Amy Johnson, the mother of a 13-year-old girl, is accused of allowing her 15-year-old daughter to be married to an older man in 2005.

"Ms. Young refused to take any of those options stating it would be 'an insult to common sense,"' CPS caseworker Kerrie Blair wrote in an affidavit asking the state to take custody of Ellen Grace Young's two daughters, ages 9 and 10.

Young, CPS claims, "abandoned" her children for three years while working in Nevada, not knowing who they were living with on the YFZ Ranch. The agency alleges she also lied to a CPS caseworker about being married, first to a man named Nephi Barlow (the father of the children), and then to Merril Jessop, the ranch's leader, in a 2004 ceremony in a Cedar City motel room.

The whereabouts of some of the parents named in the court papers, including Jessop, are unknown.

Jessop and another of his wives, Barbara Steed Jessop, make up another case involving three of their children. The parents are accused of witnessing underage marriages — including their 12-year-old daughter's spiritual marriage to Jeffs.

Two of Jessop's sons, Raymond Merril Jessop and Merril Leroy Jessop, were indicted by a Schleicher County grand jury last month on sexual assault charges, alongside FLDS leader Warren Jeffs. Merril Leroy Jessop is also charged with bigamy.

Dr. Lloyd Barlow, who was indicted on charges of failure to report child abuse, is also named in Tuesday's court filings. CPS investigators seek to take custody of his 5- and 13-year-old daughters, claiming that Barlow was involved in a marriage to a then-16-year-old girl back in 2001.

In an interview with CPS, Barlow said that if a young woman who was a victim of domestic violence sought recourse, "Dr. Barlow stated that the church elders would handle the situation first."

"Dr. Barlow was asked if he had ever delivered children to girls under the age of 18 on the Ranch, and he said many times both on this Ranch and in other places," CPS investigator Paul Dyer wrote in an affidavit.

"Due to the fact that Dr.
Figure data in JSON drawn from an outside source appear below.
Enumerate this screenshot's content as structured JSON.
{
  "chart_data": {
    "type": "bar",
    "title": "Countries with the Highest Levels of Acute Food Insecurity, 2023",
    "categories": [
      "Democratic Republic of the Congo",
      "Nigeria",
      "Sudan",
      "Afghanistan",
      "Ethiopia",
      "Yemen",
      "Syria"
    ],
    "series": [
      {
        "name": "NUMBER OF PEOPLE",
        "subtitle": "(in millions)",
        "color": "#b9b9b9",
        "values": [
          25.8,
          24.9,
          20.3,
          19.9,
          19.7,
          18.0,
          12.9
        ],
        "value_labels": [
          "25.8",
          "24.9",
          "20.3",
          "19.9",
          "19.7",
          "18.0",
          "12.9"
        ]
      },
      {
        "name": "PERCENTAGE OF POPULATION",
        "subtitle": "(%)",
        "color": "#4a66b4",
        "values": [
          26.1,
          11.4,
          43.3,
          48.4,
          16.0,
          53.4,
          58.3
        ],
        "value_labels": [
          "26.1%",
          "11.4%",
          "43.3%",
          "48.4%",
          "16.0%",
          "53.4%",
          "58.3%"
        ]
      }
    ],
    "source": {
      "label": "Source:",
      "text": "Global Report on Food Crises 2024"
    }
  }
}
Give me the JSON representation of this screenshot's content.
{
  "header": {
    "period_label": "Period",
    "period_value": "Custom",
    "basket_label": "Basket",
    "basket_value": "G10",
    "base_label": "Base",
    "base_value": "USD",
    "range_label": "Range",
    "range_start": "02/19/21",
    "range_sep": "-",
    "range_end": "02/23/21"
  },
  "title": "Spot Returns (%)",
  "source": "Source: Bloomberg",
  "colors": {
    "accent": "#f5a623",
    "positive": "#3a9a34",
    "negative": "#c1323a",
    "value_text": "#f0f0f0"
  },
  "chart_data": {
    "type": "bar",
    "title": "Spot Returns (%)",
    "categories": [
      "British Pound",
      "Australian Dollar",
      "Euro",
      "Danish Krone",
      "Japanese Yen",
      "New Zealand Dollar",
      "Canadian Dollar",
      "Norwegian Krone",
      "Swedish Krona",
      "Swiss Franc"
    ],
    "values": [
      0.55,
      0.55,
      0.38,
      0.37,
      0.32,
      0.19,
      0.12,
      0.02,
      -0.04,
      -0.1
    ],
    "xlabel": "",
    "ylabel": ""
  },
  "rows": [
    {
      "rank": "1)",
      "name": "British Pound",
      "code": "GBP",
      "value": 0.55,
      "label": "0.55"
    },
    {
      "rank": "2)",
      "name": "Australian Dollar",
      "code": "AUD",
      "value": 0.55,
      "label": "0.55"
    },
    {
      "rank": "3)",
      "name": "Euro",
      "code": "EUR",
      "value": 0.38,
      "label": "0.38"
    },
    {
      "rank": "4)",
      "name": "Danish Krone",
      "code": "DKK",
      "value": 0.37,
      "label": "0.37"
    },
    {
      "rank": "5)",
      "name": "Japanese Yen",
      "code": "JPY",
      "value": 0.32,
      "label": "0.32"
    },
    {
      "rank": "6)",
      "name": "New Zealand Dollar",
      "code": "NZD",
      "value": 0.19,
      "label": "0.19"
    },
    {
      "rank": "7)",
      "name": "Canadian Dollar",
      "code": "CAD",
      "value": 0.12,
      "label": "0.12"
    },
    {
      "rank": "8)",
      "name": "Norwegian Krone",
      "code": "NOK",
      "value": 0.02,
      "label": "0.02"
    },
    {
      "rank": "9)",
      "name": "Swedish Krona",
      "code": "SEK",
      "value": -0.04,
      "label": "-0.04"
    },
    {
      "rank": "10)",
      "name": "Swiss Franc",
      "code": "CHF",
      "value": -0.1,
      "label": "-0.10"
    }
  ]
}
Lloyd Barlow himself was involved in a marriage with an underage female and that Dr. Lloyd Barlow had delivered children to underage females, the Department believes Dr. Barlow is not a safe and appropriate caregiver," Dyer said.

Attorneys for some of the parents did not return calls seeking comment on Tuesday. An FLDS spokesman also did not immediately have any response to the court action.

The filings are a new salvo in the nation's biggest custody case that began in April, when child welfare workers and law enforcement raided the YFZ Ranch on a call from someone claiming to be a pregnant 16-year-old in an abusive marriage to an older man. The girl was never found and the call is believed to be a hoax, but once on the ranch Texas authorities claim they saw other signs of abuse that prompted a judge to order all of the children removed.

The 440 children were ultimately returned after two Texas courts ruled the state acted improperly in removing all of the children and that they were not in imminent danger. Child welfare and criminal investigations are ongoing.

CPS also filed court papers asking a judge to "non-suit" 32 children where there was no evidence of any underage marriages or their parents agreed to take the appropriate steps to protect their children.

"We moved to non-suit a case when we decide we no longer need court oversight to ensure the child's safety," Meisner said.

Dallas attorney Laura Shockley said one of her clients was believed to be among the 32.

"My little guy was just a baby," she said Tuesday. "There was no reason for them to be in the system."

She would not say if any other court actions are planned to either remove more children or end court oversight of them.

"We are still in the midst of our investigation and we are trying to conduct this investigation as was recommended by the supreme court," Meisner said. "We're looking at these cases on an individual basis."